Wissen ist das beste Mittel gegen Umweltzerstörung

(Cottbus, 19.07.2016) Wie lassen sich Schädigungen und Zerstörungen von Umwelt und Natur vermeiden? – Am besten gelingt dies durch die Wissensvermittlung und daraus resultierende Vermeidung. Getrieben von dieser Motivation setzt sich der in Cottbus ansässige Carpus e.V. für den Austausch von Schülerinnen und Schülern zwischen Brandenburg und den Philippinen ein. 

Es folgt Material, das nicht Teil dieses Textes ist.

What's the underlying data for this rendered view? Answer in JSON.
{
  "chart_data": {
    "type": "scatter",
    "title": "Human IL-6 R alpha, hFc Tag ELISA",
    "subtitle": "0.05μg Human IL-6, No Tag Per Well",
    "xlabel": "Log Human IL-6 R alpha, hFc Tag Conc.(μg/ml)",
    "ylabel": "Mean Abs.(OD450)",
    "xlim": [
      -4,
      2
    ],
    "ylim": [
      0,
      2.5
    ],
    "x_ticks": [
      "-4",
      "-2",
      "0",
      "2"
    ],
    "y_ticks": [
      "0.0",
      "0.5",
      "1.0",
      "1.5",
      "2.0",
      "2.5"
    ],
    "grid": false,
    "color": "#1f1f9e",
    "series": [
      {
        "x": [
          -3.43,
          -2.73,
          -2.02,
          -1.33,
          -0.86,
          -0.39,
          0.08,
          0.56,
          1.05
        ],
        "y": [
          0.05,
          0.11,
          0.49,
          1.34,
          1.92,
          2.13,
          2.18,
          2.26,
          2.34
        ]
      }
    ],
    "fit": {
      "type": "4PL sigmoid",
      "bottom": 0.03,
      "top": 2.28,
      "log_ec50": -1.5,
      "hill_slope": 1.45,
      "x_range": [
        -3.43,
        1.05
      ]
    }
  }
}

Dr. Schulze im Gespräch mit Herrn Berger
Der CDU-Bundestagsabgeordnete Dr. Klaus-Peter Schulze ist in seiner Funktion als Mitglied des Umweltausschusses besonders an den Themen Klimaschutz und Biodiversität interessiert und informierte sich nur allzu gern bei dem Cottbuser Projektleiter Herrn Uwe Berger.  
 
Die am Standort tätigen Promoter gehen aktiv auf Schulen, Vereine, Verbände oder Unternehmen zu, um über die Themen Nachhaltigkeit, Gerechtigkeit und Weltpolitik zu beraten, qualifizieren oder zu vernetzen. 
 
Herr Berger informierte Dr. Schulze jedoch auch über Probleme neuer Vergaberichtlinien für Fördermittel. Fördermittel aus dem ENSA-Programm kommen zukünftig nur noch Programmen zugute, die eine Vernetzung zu Afrika herstellen, andere Kontinente fallen bei der Förderung, wie das von Carpus e.V. unterstützte Philippinen-Projekt, jedoch raus. Dr. Schulze sieht die Notwendigkeit der Unterstützung lang gewachsener Strukturen des hiesigen Netzwerkes und versprach Herrn Berger in der Sache bestmöglich zu unterstützen.